Now I’m trying to choose one of them. These two are my favorites but I don’t know which one to pick (or how to combine them).
The texturing starts on Monday and I’m very exited to get started.
I’ve been working on adding sound to our sequence. Since we didn’t get any sound-recording from our filmed footage I had to create all sounds from scratch. Here is a sneak peek of what we’ve got so far. It is still work in progress
This is how far I’ve come on the lighting. I’ve just wrapped the matching of the whiteball. My lighting setup consists of a simplified geometry of our real scenography with HDR textures mapped on it. The final gather will use this instead of a standard IBL-ball. I got the HDR textures onto my geometry by projecting our HDR panorama onto the geo. To boost my lights I use portal lights, which are designed for just that purpose.
By using real geometry instead of a IBL-ball gives me difference in cast shadows and occlusion at different places in the scene, and the scene geometry will receives shadows and reflections. It also increases/decreases exposure of different lights and reflections dependent on a more accurate distance. It takes a little longer to set up but I think it will pay off.
The tracking went unusually well. I threw out about 40 trackers in matchmover and got a great solve without any effort. After that, I had to matchmove the bench. We will use the 3D-bench geometry to receive shadows and reflections. The other creature-shot cameras are either static or fully animated, so they won’t need any tracking.

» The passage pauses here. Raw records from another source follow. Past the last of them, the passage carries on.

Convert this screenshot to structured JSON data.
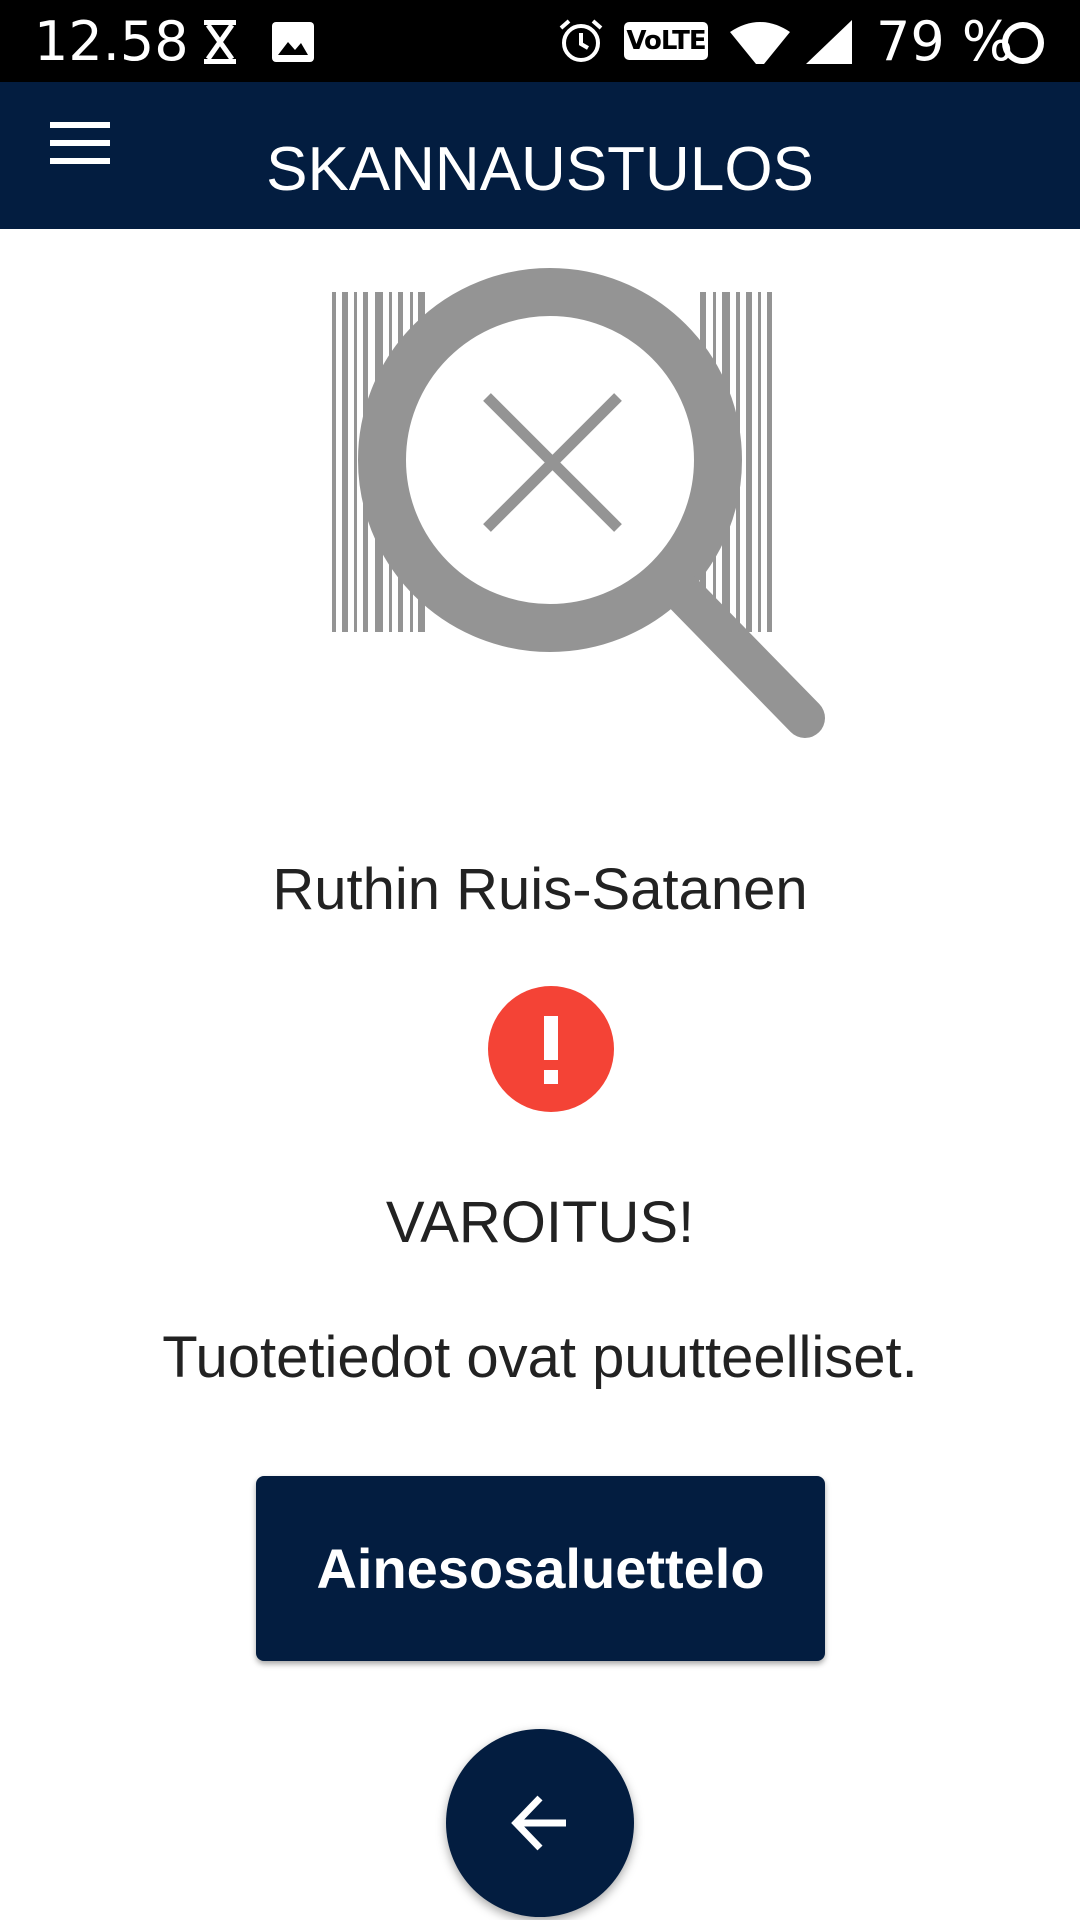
{
  "status_bar": {
    "time": "12.58",
    "battery_percent": "79 %",
    "network_badge": "VoLTE",
    "icons": [
      "hourglass-icon",
      "image-icon",
      "alarm-icon",
      "volte-icon",
      "wifi-icon",
      "signal-icon",
      "battery-ring-icon"
    ]
  },
  "app_bar": {
    "title": "SKANNAUSTULOS",
    "menu_icon": "hamburger-menu-icon"
  },
  "illustration": {
    "icon": "barcode-not-found-magnifier-icon",
    "color": "#949494"
  },
  "product": {
    "name": "Ruthin Ruis-Satanen"
  },
  "warning": {
    "icon": "exclamation-circle-icon",
    "color": "#f44336",
    "title": "VAROITUS!",
    "message": "Tuotetiedot ovat puutteelliset."
  },
  "actions": {
    "ingredients_label": "Ainesosaluettelo",
    "back_icon": "arrow-left-icon"
  },
  "colors": {
    "primary": "#031d40",
    "text": "#222222",
    "background": "#ffffff"
  }
}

We got an artifact from the RED camera with a black or discolored line down the middle of almost all our shots. I struggled quite a bit, trying out different methods to remove the lines. I tried a few edgebleed tricks (none giving me pleasing results), I tried nukes furnace rig removal (it had problems with highlights), I tried cloning (too time consuming), I tried moving the right side of the image 4 pixels, to cover the lines (it created a noticeable edge between left and right side. The thing that finally gave me a result I was happy with (and was extremely easy to set up) was after effects “simple wire removal”. I’m quite surprised that a function named “simple” beat the optical-flow based furnace rig removal.
I also suppressed the colors on a blue patch on our actors back that we thought was irritating. Here is the before and after:
On Wednesday we had a look development meeting where we reviewed the creature design. We asked students both from our class and the second year to give us some critique on the creature sculpt.
Eventually we got a list of changes that we tried out, some didn’t work but most of them made the design better.
We are having these meetings every Monday so we can get some fresh perspectives and ideas of our work.
On Tuesday this week we filmed our footage. We got a hired cameraman, Mattias Sjöstedt with a rented RED camera which gave us some great footage with great quality. Also thanks to our actors, Mikael Eriksson (the man in behind the mask) and Jonas Malm (a dead professor).
We won’t show you any of our footage yet, but at Milestone 2 (11/2) we will post the whole sequence with a proxy-animated creature for the creature-shots.
Today we finished up the set. Kim managed to build a awesome cage that will add to the look and story of the sequence. We’ve also fixed all the clothing for our actors and we feel ready to shoot the footage tomorrow.